Increasing access to green finance requires us to support more clients to come to market and to encourage more investment into their green bonds, particularly in our non-EU countries of operation.
This is why, in addition to direct investment in green bonds, the EBRD works to stimulate their supply and demand through a range of activities. These include knowledge sharing, providing technical assistance to help individual issuers – as we are doing in Armenia, Morocco, and Romania – and offering credit enhancement to attract international institutional investors to new countries and new sectors – as we did with a recent issue in Egypt.
Renewable power producer Scatec's CBI-certified $334.5 million green bond, backed by six solar plants, was the country's first private green project bond issuance.
The EBRD provided a $30 million credit enhancement facility to attract international institutional investors to the country's renewable energy sector and pave the way for further green bond issuances in the future.
Issuing green bonds can help improve corporate climate governance
Such activities have other benefits. They familiarise issuers and local and international investors with what makes for a green investment in different sectoral and country contexts and ultimately can help to green the whole financial system as green bonds also provide a way to improve corporate climate governance.
By requiring issuers to identify eligible projects, follow transparent selection criteria, link green assets financed by the bond to the larger strategy and governance of the institution, and establish monitoring systems to report on the use of proceeds and environmental benefits, they help prepare them to meet the requirements of future legislation, for example, mandatory climate-related disclosures.
In this way, green bonds not only help to enhance issuers' reputations for environmental responsibility but also demonstrate a certain level of governance when it comes to managing the climate-related challenges and opportunities facing an organisation.
As demands for climate-related disclosures from regulators and investors grow and measures such as the EU carbon border taxes are implemented, the ability to demonstrate competent climate governance will be essential to maintain and enhance access to capital and markets.
There are many reasons for issuers to consider green bonds
There are many reasons for issuers to consider green bonds in addition to regulatory drivers and reputational advantages. They can allow issuers to broaden their investor base, attract buy-and-hold investors, and potentially enjoy pricing benefits.
The EBRD can support financial and non-financial corporate clients to explore green bonds and other alternatives for raising finance such as sustainability-linked bonds.
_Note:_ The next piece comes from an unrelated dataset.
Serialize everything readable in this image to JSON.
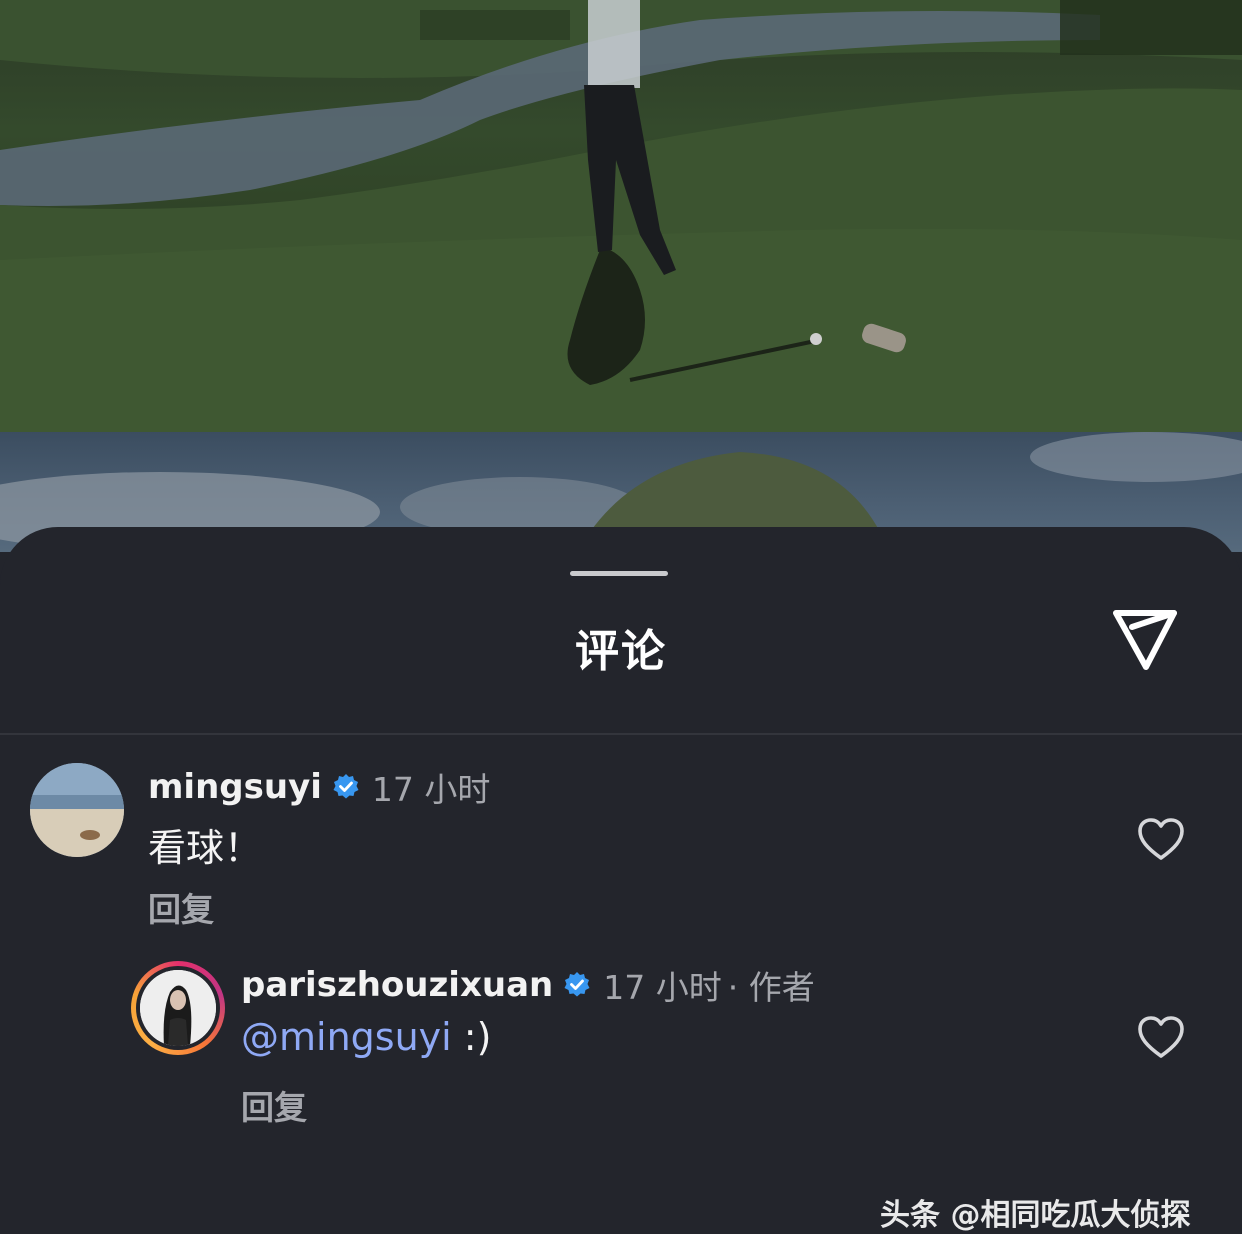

As Melis Ekmen-Tabojer, director for EU banks & structured finance at the EBRD, says: "Green bonds remain a nascent asset class in the EBRD region, and financial institutions considering green bond issuance face the challenges of navigating still evolving market standards and regulatory requirements and the headwinds of market volatility caused by current geopolitical tensions.
"We stand ready to continue supporting our partner banks through these difficult times and, by promoting best market standards, we want to help them to thrive in the growing markets for green capital."
All analysis in this article is based on the Environmental Finance Green Bond Database and EBRD's own research.
Friso de Jong is principal for sustainable energy financing facilities at the EBRD. Dan Storey is an associate for knowledge sharing and outreach for the green economy and climate action.
1 Excluding Belarus and Russia whose access to EBRD resources has been suspended, Cyprus where EBRD no longer invests, and Czech Republic where EBRD only recently resumed operations.
2 Global green bond markets have grown rapidly over the last five years and had reached over USD 1.8 trillion in cumulative issuance by June 2022.